Manejaba esa noche sin poder concentrarme. La carretera siempre había sido una mala consejera; la monotonía de esa línea blanca me conducía a los más absurdos soliloquios: ¿Éramos acaso un par de enemigos acérrimos pretendiendo inventar una nueva forma de amor? No, no llegábamos a tanta cosa, sólo éramos la intersección de un estúpido obsesionado por una mujer perversa, y una mujer perversa que jugaba con la obsesión de un estúpido.

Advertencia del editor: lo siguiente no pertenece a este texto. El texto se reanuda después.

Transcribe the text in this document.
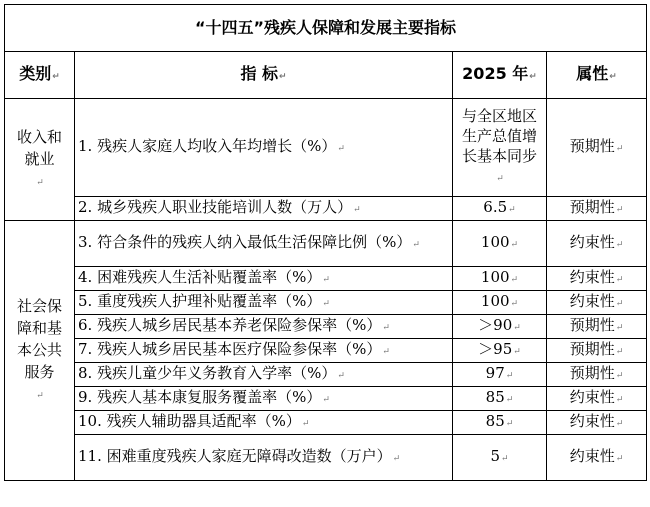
“十四五”残疾人保障和发展主要指标			
类别↵	指 标↵	2025 年↵	属性↵
收入和就业↵	1. 残疾人家庭人均收入年均增长（%）↵	与全区地区生产总值增长基本同步↵	预期性↵
	2. 城乡残疾人职业技能培训人数（万人）↵	6.5↵	预期性↵
社会保障和基本公共服务↵	3. 符合条件的残疾人纳入最低生活保障比例（%）↵	100↵	约束性↵
	4. 困难残疾人生活补贴覆盖率（%）↵	100↵	约束性↵
	5. 重度残疾人护理补贴覆盖率（%）↵	100↵	约束性↵
	6. 残疾人城乡居民基本养老保险参保率（%）↵	＞90↵	预期性↵
	7. 残疾人城乡居民基本医疗保险参保率（%）↵	＞95↵	预期性↵
	8. 残疾儿童少年义务教育入学率（%）↵	97↵	预期性↵
	9. 残疾人基本康复服务覆盖率（%）↵	85↵	约束性↵
	10. 残疾人辅助器具适配率（%）↵	85↵	约束性↵
	11. 困难重度残疾人家庭无障碍改造数（万户）↵	5↵	约束性↵
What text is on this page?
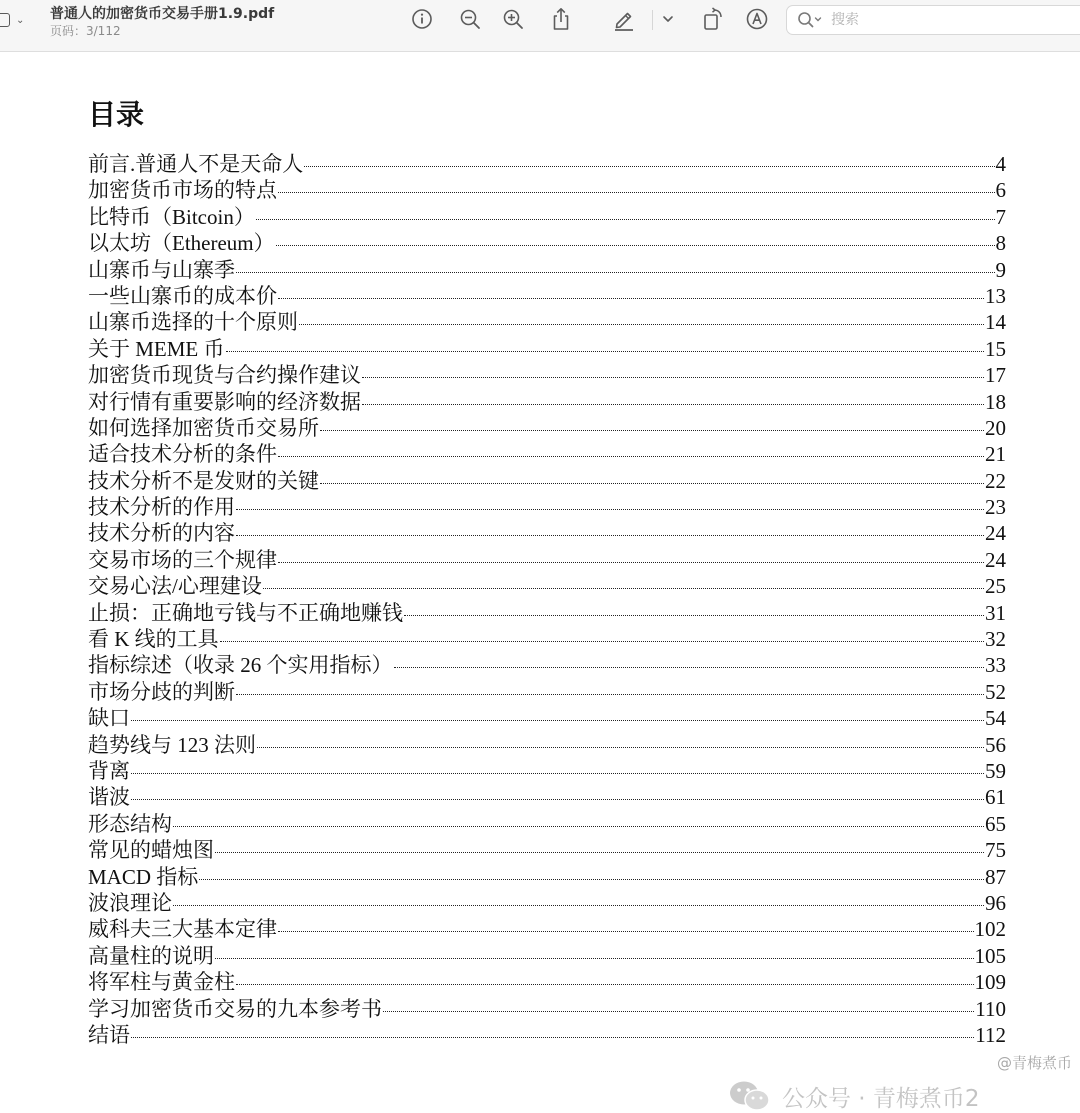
⌄ 普通人的加密货币交易手册1.9.pdf
页码：3/112
搜索
目录
前言.普通人不是天命人	4
加密货币市场的特点	6
比特币（Bitcoin）	7
以太坊（Ethereum）	8
山寨币与山寨季	9
一些山寨币的成本价	13
山寨币选择的十个原则	14
关于 MEME 币	15
加密货币现货与合约操作建议	17
对行情有重要影响的经济数据	18
如何选择加密货币交易所	20
适合技术分析的条件	21
技术分析不是发财的关键	22
技术分析的作用	23
技术分析的内容	24
交易市场的三个规律	24
交易心法/心理建设	25
止损：正确地亏钱与不正确地赚钱	31
看 K 线的工具	32
指标综述（收录 26 个实用指标）	33
市场分歧的判断	52
缺口	54
趋势线与 123 法则	56
背离	59
谐波	61
形态结构	65
常见的蜡烛图	75
MACD 指标	87
波浪理论	96
威科夫三大基本定律	102
高量柱的说明	105
将军柱与黄金柱	109
学习加密货币交易的九本参考书	110
结语	112
公众号 · 青梅煮币2
@青梅煮币
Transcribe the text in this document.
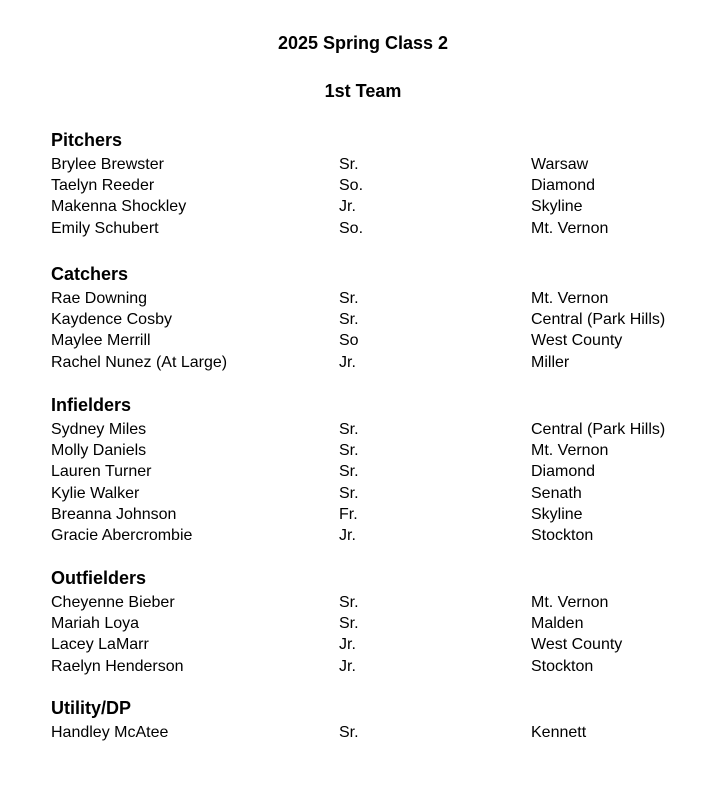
2025 Spring Class 2
1st Team
Pitchers
Brylee Brewster	Sr.	Warsaw
Taelyn Reeder	So.	Diamond
Makenna Shockley	Jr.	Skyline
Emily Schubert	So.	Mt. Vernon
Catchers
Rae Downing	Sr.	Mt. Vernon
Kaydence Cosby	Sr.	Central (Park Hills)
Maylee Merrill	So	West County
Rachel Nunez (At Large)	Jr.	Miller
Infielders
Sydney Miles	Sr.	Central (Park Hills)
Molly Daniels	Sr.	Mt. Vernon
Lauren Turner	Sr.	Diamond
Kylie Walker	Sr.	Senath
Breanna Johnson	Fr.	Skyline
Gracie Abercrombie	Jr.	Stockton
Outfielders
Cheyenne Bieber	Sr.	Mt. Vernon
Mariah Loya	Sr.	Malden
Lacey LaMarr	Jr.	West County
Raelyn Henderson	Jr.	Stockton
Utility/DP
Handley McAtee	Sr.	Kennett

Me detuve en mitad del largo trayecto; un jeep había caído de un pequeño puente. Se encontraba volcado sobre un riachuelo que serpenteaba en la amarilla vastedad de un cañaveral que esperaba la zafra. El conductor, un hombre joven, había quedado atrapado con medio cuerpo fuera del vehículo, se encontraba boca arriba, sumergido en apenas unos centímetros de agua. Mientras la gente ingeniaba poleas y palancas, yo lo observaba: los ojos abiertos con expresión de haberse dado por vencido mientras que el agua corría mansamente sobre su rostro. De pronto vi con claridad que ese rostro era el mío. La superficie estaba tan cerca, pero me encontraba atrapado por un extraño sentimiento: un amor terriblemente infectado con odio, por el que estaba dispuesto a basurearme a mí mismo. Me había dado por vencido...... yo era ese hombre que mis ojos veían inerte.
“Uno no se ahoga por caer al agua sino por permanecer inmerso”.